There are some people who can afford to live like that and save large amounts of money. What was his job? What did you think his income was?
He works as a sales director. As far as his earnings, definitely above average.
While raising the kids with my first wife, we became close with neighbors John and Mary. Keep in mind that I drove a beer truck for a living. John was a Lincoln Town Car driving high flying salesman. John and his wife thought I was a cheapskate because I occasionally had to pass on a night out due to finances. John eventually got a big raise and bought a big house on 10 acres with a pond. John also never saved a cent.
Then one day John got to work to find his office cleaned out. Over the next couple years he lost everything including the house and Mary.
John was a facade. Today his only source of income is Social Security, he’s 83 and living in a hotel room size apartment.
But me, I’m doing fine and I never have to skip a night out due to finances.
Dan, that’s a powerful story. Hopefully others learn from John’s poor decision-making.
Yup, save first as much as possible, no credit card balance at end of the month and then spend as you like.
Your article mentions something I wasn’t aware of until relatively recently; that outside the USA “fixed rate mortgages” usually reset to the current interest rate after some period of time (eg. 5 years, 7 years, etc). An interesting alternative definition of “fixed rate mortgage”. To me that’s really a variable rate mortgage. As a previous mortgage holder, I definitely prefer the U.S. version of fixed rate mortgage.
Mortgages with interest rates fixed for their entire term are available in the UK, but they’ve largely remained a niche option, struggling to gain widespread popularity among borrowers.
Is that because people believe rates will go down for them at some point?
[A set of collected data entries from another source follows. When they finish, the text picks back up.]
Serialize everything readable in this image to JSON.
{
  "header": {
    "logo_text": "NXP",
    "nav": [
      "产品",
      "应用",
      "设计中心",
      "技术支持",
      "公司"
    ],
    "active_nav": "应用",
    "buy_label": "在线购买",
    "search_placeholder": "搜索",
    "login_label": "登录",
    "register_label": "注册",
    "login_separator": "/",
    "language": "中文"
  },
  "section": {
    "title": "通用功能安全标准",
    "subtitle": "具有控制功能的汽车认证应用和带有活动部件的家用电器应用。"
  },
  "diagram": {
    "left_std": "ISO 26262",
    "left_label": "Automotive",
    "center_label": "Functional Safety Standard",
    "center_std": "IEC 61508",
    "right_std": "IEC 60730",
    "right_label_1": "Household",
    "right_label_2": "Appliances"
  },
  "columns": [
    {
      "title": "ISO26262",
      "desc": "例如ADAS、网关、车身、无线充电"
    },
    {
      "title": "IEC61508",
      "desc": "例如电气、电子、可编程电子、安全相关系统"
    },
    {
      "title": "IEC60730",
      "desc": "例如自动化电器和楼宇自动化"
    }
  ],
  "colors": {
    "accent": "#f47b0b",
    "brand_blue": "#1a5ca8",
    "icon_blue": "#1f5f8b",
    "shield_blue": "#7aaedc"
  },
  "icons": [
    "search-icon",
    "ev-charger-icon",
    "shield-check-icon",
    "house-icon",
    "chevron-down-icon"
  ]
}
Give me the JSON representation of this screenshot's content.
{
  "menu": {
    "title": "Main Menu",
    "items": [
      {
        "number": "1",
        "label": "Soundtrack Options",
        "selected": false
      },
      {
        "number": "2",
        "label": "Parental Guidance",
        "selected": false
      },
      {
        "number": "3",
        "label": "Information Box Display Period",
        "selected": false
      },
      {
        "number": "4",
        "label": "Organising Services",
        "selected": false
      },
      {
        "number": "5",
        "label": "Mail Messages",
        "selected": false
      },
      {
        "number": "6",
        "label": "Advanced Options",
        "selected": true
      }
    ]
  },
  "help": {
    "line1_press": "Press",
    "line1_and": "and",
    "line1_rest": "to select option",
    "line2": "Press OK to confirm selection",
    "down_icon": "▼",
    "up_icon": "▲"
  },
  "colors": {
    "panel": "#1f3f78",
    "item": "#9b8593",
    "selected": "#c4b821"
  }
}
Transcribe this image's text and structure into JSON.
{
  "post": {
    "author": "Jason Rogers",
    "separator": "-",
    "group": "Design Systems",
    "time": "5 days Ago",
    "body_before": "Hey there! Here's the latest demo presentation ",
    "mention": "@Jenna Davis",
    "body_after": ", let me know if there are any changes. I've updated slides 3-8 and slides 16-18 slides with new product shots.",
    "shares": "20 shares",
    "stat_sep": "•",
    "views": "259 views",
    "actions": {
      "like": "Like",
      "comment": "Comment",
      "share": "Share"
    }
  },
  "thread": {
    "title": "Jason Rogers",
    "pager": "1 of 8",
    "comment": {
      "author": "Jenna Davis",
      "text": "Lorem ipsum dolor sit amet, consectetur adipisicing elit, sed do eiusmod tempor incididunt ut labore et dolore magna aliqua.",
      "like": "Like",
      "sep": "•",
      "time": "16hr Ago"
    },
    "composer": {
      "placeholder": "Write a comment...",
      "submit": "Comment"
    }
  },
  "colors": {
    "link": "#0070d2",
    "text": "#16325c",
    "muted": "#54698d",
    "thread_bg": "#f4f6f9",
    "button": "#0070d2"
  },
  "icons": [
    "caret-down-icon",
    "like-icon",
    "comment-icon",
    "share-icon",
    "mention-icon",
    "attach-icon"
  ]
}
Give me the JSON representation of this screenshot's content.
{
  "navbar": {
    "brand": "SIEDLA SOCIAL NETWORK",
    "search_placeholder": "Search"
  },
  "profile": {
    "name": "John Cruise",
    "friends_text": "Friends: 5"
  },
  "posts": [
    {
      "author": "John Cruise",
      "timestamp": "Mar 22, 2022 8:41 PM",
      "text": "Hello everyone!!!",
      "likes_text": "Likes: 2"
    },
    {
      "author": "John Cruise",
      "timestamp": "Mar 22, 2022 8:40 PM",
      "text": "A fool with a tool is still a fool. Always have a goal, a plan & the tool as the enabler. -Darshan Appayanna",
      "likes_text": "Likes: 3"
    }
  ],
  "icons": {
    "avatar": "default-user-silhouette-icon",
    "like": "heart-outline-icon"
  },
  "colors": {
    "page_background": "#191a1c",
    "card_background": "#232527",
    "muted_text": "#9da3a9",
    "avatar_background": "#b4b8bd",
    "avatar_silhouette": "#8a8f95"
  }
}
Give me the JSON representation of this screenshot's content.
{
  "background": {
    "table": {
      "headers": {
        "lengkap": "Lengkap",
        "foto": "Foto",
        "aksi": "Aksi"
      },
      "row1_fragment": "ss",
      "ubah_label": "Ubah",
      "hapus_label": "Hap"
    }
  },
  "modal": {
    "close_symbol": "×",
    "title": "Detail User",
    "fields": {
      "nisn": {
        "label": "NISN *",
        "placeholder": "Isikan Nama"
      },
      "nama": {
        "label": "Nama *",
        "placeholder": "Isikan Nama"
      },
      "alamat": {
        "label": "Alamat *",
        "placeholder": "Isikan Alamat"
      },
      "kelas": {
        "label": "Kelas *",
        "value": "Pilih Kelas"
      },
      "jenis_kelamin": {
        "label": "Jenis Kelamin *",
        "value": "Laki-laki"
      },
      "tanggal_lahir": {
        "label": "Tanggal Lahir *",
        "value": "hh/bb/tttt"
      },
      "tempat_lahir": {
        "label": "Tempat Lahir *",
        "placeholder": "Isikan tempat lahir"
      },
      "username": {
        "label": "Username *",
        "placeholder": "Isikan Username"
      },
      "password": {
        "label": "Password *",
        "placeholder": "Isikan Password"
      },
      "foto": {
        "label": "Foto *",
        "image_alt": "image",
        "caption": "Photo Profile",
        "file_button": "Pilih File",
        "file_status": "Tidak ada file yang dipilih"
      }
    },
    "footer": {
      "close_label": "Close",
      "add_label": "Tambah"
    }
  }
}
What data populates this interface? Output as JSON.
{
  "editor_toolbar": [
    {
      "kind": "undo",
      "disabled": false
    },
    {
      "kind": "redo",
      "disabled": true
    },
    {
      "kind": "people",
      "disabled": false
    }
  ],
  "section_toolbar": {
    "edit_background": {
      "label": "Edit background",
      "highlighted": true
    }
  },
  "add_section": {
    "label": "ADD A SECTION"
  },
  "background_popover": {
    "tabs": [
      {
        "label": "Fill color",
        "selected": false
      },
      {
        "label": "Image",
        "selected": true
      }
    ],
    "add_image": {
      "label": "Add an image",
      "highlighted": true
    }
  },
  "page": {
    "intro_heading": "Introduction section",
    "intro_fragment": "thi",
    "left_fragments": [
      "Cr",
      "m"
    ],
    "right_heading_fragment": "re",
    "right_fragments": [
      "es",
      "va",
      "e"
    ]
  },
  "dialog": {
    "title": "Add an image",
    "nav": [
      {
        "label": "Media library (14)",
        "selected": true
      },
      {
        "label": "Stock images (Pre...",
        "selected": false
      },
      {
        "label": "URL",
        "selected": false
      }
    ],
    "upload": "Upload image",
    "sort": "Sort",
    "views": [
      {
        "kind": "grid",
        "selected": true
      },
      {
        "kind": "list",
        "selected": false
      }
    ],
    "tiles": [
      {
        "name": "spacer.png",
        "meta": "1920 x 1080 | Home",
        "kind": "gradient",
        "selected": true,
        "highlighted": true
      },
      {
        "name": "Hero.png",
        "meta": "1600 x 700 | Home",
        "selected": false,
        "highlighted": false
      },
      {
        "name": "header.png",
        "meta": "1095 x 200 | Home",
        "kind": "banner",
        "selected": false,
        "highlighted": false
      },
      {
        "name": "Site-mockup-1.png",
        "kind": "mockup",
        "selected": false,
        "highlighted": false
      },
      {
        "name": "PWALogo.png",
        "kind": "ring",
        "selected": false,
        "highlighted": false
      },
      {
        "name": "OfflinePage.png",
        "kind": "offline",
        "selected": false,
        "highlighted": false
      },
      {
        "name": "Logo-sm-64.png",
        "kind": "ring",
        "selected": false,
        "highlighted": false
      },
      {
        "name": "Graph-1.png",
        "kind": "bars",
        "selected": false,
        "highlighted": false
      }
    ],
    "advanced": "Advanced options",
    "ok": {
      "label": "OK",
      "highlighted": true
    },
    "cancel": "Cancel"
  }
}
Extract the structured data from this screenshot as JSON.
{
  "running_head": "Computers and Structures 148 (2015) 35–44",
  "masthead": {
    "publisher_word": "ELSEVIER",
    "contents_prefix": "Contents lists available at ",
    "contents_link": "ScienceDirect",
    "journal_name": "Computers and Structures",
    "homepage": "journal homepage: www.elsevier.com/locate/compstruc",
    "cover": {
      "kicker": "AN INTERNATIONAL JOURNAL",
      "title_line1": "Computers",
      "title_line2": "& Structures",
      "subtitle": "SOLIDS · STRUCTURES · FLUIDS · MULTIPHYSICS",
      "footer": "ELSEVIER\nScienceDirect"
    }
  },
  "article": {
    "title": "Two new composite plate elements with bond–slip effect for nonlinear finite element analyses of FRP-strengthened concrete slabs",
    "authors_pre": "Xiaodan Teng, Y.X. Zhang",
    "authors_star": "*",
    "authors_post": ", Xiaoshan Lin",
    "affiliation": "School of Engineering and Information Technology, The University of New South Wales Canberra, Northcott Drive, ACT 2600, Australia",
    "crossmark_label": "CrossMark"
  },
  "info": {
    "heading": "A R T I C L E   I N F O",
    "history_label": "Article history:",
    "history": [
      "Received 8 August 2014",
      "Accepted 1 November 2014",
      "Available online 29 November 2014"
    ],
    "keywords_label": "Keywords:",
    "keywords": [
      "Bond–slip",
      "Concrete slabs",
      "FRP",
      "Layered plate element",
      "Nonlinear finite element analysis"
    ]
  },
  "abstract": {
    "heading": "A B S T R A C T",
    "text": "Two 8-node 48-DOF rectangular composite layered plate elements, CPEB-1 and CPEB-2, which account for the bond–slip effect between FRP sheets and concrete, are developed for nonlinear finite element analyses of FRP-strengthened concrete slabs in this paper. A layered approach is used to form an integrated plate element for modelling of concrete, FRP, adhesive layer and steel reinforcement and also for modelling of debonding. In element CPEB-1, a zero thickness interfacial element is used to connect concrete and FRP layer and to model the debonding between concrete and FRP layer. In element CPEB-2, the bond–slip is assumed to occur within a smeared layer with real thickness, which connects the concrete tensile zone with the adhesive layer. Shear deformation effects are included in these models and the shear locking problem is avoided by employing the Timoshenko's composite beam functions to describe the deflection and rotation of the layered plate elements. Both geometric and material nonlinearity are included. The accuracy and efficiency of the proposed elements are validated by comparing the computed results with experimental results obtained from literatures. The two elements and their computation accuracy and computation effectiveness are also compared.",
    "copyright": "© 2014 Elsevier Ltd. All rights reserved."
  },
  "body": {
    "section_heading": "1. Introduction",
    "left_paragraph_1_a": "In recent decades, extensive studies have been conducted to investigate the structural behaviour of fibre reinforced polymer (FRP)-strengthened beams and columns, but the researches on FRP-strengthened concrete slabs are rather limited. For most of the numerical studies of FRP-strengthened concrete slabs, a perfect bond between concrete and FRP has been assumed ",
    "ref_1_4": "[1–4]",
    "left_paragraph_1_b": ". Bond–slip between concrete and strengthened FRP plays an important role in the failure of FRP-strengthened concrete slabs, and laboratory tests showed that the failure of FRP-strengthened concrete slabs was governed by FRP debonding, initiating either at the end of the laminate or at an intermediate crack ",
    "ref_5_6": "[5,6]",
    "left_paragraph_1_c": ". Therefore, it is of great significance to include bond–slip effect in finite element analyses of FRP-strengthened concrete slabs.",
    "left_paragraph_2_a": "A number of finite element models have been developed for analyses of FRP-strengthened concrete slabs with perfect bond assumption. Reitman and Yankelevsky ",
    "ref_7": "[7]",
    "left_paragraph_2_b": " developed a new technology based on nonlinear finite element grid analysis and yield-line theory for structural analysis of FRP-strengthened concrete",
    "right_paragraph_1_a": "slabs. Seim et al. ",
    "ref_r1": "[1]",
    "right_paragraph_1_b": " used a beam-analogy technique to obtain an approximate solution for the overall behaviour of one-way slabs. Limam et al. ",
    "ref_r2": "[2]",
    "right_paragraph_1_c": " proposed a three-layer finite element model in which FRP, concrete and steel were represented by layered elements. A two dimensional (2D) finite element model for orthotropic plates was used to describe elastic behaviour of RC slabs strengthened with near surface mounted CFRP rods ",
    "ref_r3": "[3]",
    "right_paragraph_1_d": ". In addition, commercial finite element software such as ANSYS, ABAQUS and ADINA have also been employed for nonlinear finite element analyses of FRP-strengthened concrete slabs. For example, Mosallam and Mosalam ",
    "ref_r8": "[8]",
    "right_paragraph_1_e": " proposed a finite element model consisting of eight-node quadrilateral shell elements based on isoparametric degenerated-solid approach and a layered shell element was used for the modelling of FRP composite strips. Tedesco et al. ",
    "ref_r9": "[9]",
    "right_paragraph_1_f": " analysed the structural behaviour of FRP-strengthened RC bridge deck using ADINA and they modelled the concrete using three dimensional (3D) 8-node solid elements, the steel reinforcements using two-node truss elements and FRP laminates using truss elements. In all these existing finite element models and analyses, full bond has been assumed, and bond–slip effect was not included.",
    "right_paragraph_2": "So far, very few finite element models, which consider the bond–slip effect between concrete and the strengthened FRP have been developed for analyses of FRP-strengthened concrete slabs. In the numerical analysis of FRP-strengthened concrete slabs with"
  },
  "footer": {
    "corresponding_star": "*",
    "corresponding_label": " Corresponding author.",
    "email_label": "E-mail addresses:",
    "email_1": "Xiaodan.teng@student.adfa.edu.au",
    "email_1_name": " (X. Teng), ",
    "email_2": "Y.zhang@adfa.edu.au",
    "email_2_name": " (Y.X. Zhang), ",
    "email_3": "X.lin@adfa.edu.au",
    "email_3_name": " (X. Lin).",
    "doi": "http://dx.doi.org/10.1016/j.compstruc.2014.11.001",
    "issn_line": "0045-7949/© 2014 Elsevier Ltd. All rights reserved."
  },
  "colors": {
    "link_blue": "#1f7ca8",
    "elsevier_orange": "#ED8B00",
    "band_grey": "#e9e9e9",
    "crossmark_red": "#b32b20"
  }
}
The prevalence of 2 and 5-year fixed mortgage offerings is largely lender-driven; banks utilize these specific terms because their corresponding interbank swap rates are among the most heavily traded, allowing for efficient risk hedging.
In the states they’re called ARMs (adjustable rate mortgages) and they’re very popular.
A typical buyer that expects to move within 5 years would prefer the lower payments or if you expected rates to go down.
We had an ARM in the early 80’s that was based on 12-3/8% but floated with T-notes. We had negative amortization before we actually moved into the house, so we already owed the bank more than we paid for the house. We refinanced to a lower fixed rate as soon as we could (10% if I recall), to get away from the risks of more negative amortization.
Especially with the option to refinance if rates drop. My ability to pay off my mortgage in twelve years was partly due to buying less house than I could theoretically afford and making extra principal payments, but also to refinancing to a fifteen year mortgage at a lower rate after the first two years as rates dropped. (Still above what’s on offer today.)
As I have written before about five years into my last 30 year mortgage the Russian debt crisis occurred. I was able to refinance to a 15 year mortgage and pay roughly the same payment. I was early in my knowledge of finance but had learned how mortgages were tied to the then 30 year treasuries, and that when a financial crisis occurred throughout the world treasury rates dropped because investors rushed to buy them as they were considered the safest investment. This theory may be changing, and our national debt payments may be about to soar even more as a result.